As rancid as those big four are don’t worry, there is plenty of fresh meat to liven up this year’s match-ups. Among the first timers is the Herald’s new Red Sox beat reporter Gabrielle “my friends call me Gabby” Starr. Gabby is currently covering Red Sox spring training from her living room in Boston – just like you! Another newcomer is the middle -initialed Michael F. Hurley, unfortunately he has his work cut out for him in Round 1 against the fully middle named Kevin Paul Dupont.

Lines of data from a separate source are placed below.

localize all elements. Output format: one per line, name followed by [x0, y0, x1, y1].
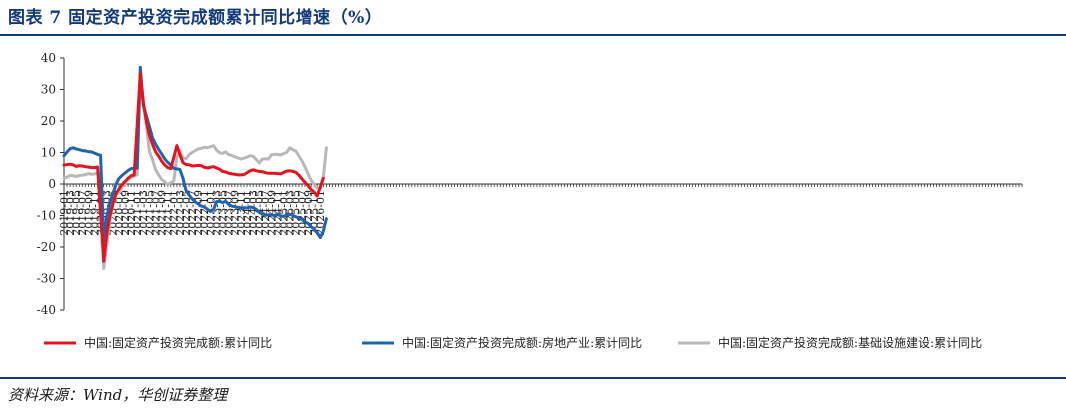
source-note: 资料来源：Wind，华创证券整理: [8, 386, 228, 404]
x-tick-label: 2022-11: [198, 190, 211, 236]
x-tick-label: 2022-05: [180, 190, 193, 236]
x-tick-label: 2019-11: [88, 190, 101, 236]
series-line-0: [62, 72, 325, 263]
x-tick-label: 2021-07: [149, 190, 162, 236]
y-tick-label: -40: [37, 303, 56, 317]
x-tick-label: 2024-07: [259, 190, 272, 236]
x-tick-label: 2019-01: [58, 190, 71, 236]
x-tick-label: 2025-09: [302, 190, 315, 236]
x-tick-label: 2019-07: [76, 190, 89, 236]
x-tick-label: 2024-09: [265, 190, 278, 236]
x-tick-label: 2019-03: [64, 190, 77, 236]
line-chart: -40-30-20-100102030402019-012019-032019-…: [37, 51, 1023, 350]
title-rule: [0, 34, 1066, 36]
series-line-1: [62, 65, 328, 243]
legend-label-1: 中国:固定资产投资完成额:房地产业:累计同比: [402, 335, 642, 350]
y-tick-label: 40: [41, 51, 56, 65]
x-tick-label: 2020-09: [119, 190, 132, 236]
x-tick-label: 2019-05: [70, 190, 83, 236]
x-tick-label: 2023-01: [204, 190, 217, 236]
y-tick-label: -30: [37, 272, 56, 286]
x-tick-label: 2022-03: [174, 190, 187, 236]
y-tick-label: -10: [37, 209, 56, 223]
figure-title: 图表 7 固定资产投资完成额累计同比增速（%）: [8, 8, 383, 28]
y-tick-label: -20: [37, 240, 56, 254]
y-tick-label: 0: [48, 177, 56, 191]
x-tick-label: 2020-07: [113, 190, 126, 236]
x-tick-label: 2021-03: [137, 190, 150, 236]
x-tick-label: 2024-03: [247, 190, 260, 236]
y-tick-label: 10: [41, 146, 56, 160]
x-tick-label: 2025-07: [296, 190, 309, 236]
x-tick-label: 2024-01: [241, 190, 254, 236]
legend-label-0: 中国:固定资产投资完成额:累计同比: [84, 335, 272, 350]
x-tick-label: 2025-01: [278, 190, 291, 236]
x-tick-label: 2021-05: [143, 190, 156, 236]
x-tick-label: 2021-09: [155, 190, 168, 236]
legend-label-2: 中国:固定资产投资完成额:基础设施建设:累计同比: [718, 335, 982, 350]
source-rule: [0, 377, 1066, 379]
x-tick-label: 2025-11: [308, 190, 321, 236]
y-tick-label: 20: [41, 114, 56, 128]
x-tick-label: 2023-11: [235, 190, 248, 236]
x-tick-label: 2019-09: [82, 190, 95, 236]
x-tick-label: 2021-01: [131, 190, 144, 236]
x-tick-label: 2020-11: [125, 190, 138, 236]
x-tick-label: 2021-11: [162, 190, 175, 236]
y-tick-label: 30: [41, 83, 56, 97]
x-tick-label: 2023-09: [229, 190, 242, 236]
x-tick-label: 2022-01: [168, 190, 181, 236]
x-tick-label: 2025-05: [290, 190, 303, 236]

After going to great expense to re-enforce the floorboards we are proud to announce that the second half of the Bankrupt Boyz, Joe Murray is included in the field of 64 this year. If you’re ever worried about confusing Joe and Jim Murray, just remember that Joe doesn’t hide his bald head under a scally cap.

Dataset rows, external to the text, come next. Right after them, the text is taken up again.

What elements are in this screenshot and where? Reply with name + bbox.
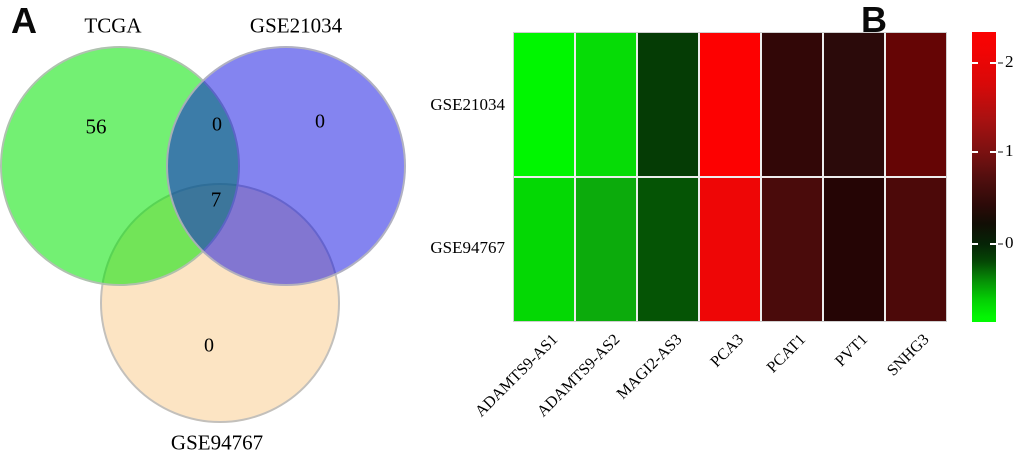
venn-count-all-three: 7 — [210, 187, 222, 212]
heatmap-cell-r0c6 — [886, 33, 946, 176]
colorbar-tick-label-1: 1 — [1005, 141, 1014, 160]
heatmap-cell-r1c4 — [762, 178, 822, 321]
heatmap-cell-r1c5 — [824, 178, 884, 321]
heatmap-row-label-gse94767: GSE94767 — [430, 238, 505, 257]
heatmap-cell-r1c6 — [886, 178, 946, 321]
colorbar-tick-mark — [998, 62, 1003, 64]
heatmap-cell-r0c1 — [576, 33, 636, 176]
colorbar-tick-mark — [990, 62, 996, 64]
colorbar-gradient — [972, 32, 996, 322]
colorbar-tick-mark — [990, 243, 996, 245]
heatmap-x-axis-labels: ADAMTS9-AS1 ADAMTS9-AS2 MAGI2-AS3 PCA3 P… — [471, 331, 934, 421]
colorbar-tick-mark — [972, 62, 978, 64]
colorbar-tick-mark — [972, 151, 978, 153]
heatmap-cell-r1c0 — [514, 178, 574, 321]
venn-circle-gse21034 — [166, 46, 406, 286]
colorbar-tick-label-0: 0 — [1005, 233, 1014, 252]
panel-a-venn: A TCGA GSE21034 GSE94767 56 0 0 7 0 — [0, 0, 420, 461]
heatmap-cell-r1c2 — [638, 178, 698, 321]
colorbar-tick-mark — [998, 243, 1003, 245]
venn-count-tcga-only: 56 — [85, 114, 107, 139]
venn-set-label-tcga: TCGA — [84, 13, 142, 38]
panel-b-heatmap: B GSE21034 GSE94767 ADAMTS9-AS1 ADAMTS9-… — [420, 0, 1020, 461]
heatmap-cell-r0c2 — [638, 33, 698, 176]
heatmap-cell-r1c3 — [700, 178, 760, 321]
panel-b-letter: B — [861, 0, 887, 40]
heatmap-cell-r1c1 — [576, 178, 636, 321]
colorbar-tick-label-2: 2 — [1005, 52, 1014, 71]
heatmap-cell-r0c5 — [824, 33, 884, 176]
heatmap-cell-r0c4 — [762, 33, 822, 176]
venn-set-label-gse94767: GSE94767 — [170, 430, 264, 455]
heatmap-grid — [513, 32, 947, 322]
venn-count-gse21034-only: 0 — [315, 110, 325, 133]
colorbar-tick-mark — [990, 151, 996, 153]
venn-count-gse94767-only: 0 — [204, 334, 214, 357]
colorbar-tick-mark — [998, 151, 1003, 153]
venn-set-label-gse21034: GSE21034 — [249, 13, 343, 38]
panel-a-letter: A — [11, 0, 37, 41]
heatmap-cell-r0c0 — [514, 33, 574, 176]
heatmap-row-label-gse21034: GSE21034 — [430, 95, 505, 114]
venn-count-tcga-and-gse21034: 0 — [212, 113, 222, 136]
heatmap-cell-r0c3 — [700, 33, 760, 176]
colorbar-tick-mark — [972, 243, 978, 245]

Voting begins on Thursday, which is good because it means there’s still time to study the match-ups and research the players. There’s a couple of names in there that frankly sound made up. Like John Zannis. Sound it out… John’s Anus. I guess ‘Mike Hunt’ was ineligible. You can’t fool me, selection committee, you scamps! Keep an eye out for Bracket by Bracket breakdowns of all the first round match-ups. We may not have them, but if you don’t keep an eye out you’ll never know what you’re missing!